The aviation division of the company has transitioned all its in-house vehicles from diesel to electric at each of its operational site. This measure has helped the group in lowering its operational emissions by an impressive 44%. The company has imposed stricter limit on itself for surface water consumption at its thermal power plants. It has opted for 2.5 m3/MWh, against the mandated regulatory limit of 3.5 m3/MWh. These green steps, coupled with the use supercritical technologies instead of conventional technologies, have helped in fuel saving of nearly 2% per unit. In addition, the conglomerate was able to reduce its total GHG emissions to 47.54 million tCO2e in 2021-22 from 58.49 million tCO2e in FY 2019-20.
The company’s ESG steps have started getting recognition. Seven of its operational sites have been certified as 'Single-Use Plastic-Free' (SuPF) by the Confederation of Indian Industry (CII) certified seven of their operational sites as 'Single-Use Plastic-Free' (SuPF)

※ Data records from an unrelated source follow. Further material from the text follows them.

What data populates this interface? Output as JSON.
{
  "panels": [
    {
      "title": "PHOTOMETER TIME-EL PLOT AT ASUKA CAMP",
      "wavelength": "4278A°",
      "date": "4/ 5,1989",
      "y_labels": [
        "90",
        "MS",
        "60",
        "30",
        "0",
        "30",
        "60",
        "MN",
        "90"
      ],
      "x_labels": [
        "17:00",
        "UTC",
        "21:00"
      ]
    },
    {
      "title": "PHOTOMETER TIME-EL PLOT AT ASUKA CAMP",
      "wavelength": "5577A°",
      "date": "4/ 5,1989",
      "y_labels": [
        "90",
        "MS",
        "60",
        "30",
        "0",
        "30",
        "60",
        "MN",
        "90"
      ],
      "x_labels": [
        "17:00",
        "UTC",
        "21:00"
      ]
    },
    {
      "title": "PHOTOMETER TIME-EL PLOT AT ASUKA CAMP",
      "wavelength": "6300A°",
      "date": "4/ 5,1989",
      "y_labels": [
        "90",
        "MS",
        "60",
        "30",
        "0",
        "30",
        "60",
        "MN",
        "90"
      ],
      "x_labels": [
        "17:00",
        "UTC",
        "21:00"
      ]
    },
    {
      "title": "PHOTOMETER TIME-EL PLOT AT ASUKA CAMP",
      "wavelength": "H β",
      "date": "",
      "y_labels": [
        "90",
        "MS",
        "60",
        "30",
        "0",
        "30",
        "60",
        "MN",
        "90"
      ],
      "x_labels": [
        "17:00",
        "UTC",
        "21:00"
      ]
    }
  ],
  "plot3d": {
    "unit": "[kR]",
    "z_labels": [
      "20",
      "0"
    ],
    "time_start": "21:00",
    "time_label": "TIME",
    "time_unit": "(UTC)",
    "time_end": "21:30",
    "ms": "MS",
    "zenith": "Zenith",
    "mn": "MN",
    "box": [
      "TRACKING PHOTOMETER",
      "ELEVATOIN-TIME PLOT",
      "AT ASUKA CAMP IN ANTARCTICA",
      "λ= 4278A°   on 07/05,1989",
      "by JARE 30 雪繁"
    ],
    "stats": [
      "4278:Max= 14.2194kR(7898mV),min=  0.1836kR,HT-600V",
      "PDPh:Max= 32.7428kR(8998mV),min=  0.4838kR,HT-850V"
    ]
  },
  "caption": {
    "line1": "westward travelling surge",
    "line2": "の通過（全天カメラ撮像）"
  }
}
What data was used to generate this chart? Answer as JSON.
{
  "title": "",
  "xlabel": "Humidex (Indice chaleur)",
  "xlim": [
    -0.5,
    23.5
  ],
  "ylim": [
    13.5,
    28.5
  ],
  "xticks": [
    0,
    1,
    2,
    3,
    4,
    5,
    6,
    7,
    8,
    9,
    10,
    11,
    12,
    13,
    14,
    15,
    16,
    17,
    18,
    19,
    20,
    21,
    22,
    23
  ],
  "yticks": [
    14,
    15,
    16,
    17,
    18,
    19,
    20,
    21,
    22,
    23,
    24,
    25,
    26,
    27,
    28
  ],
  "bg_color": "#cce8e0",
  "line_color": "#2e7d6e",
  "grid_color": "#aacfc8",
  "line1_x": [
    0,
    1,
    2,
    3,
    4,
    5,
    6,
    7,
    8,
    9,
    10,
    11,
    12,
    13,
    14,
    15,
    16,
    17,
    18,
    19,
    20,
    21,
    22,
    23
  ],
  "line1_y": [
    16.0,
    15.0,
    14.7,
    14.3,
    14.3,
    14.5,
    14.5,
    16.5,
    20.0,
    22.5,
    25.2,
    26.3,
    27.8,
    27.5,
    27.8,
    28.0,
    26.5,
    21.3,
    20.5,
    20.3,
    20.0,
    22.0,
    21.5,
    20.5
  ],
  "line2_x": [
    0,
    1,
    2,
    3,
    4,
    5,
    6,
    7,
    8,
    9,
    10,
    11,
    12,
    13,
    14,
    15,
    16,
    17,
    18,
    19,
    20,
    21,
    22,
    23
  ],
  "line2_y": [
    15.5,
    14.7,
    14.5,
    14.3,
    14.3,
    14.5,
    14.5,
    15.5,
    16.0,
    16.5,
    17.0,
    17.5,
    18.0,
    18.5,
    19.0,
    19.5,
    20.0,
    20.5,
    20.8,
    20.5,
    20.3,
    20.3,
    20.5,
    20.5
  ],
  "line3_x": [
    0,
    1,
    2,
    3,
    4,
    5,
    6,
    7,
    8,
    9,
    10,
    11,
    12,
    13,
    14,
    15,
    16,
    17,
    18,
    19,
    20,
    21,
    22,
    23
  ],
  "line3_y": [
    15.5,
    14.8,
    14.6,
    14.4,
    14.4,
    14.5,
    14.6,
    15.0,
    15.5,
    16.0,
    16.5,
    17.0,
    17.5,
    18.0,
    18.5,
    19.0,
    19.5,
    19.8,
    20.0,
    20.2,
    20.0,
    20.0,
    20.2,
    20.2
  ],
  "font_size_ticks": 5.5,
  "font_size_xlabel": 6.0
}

The company is gradually increasing its dependence on green fuels. It now contracts only CNG-run LCVs for its gas division. The conglomerate’s port division has procured 75 solar power supported electric Industrial Transfer Vehicles (e-ITVs) for two of its ports. At one of these two ports, 700,000 units of power are generated every year by a 550 KWp-rooftop solar system. With an overall 18% share of renewable share in its energy usage, the Indian conglomerate’s electric power transmission division has successfully lowered its specific carbon emissions by 10% in comparison to 2020-21. Apart from environment conservation, renewable energy usage is reducing the power costs too.
These achievements and recognition have given the company renewed energy to pursue its green dream.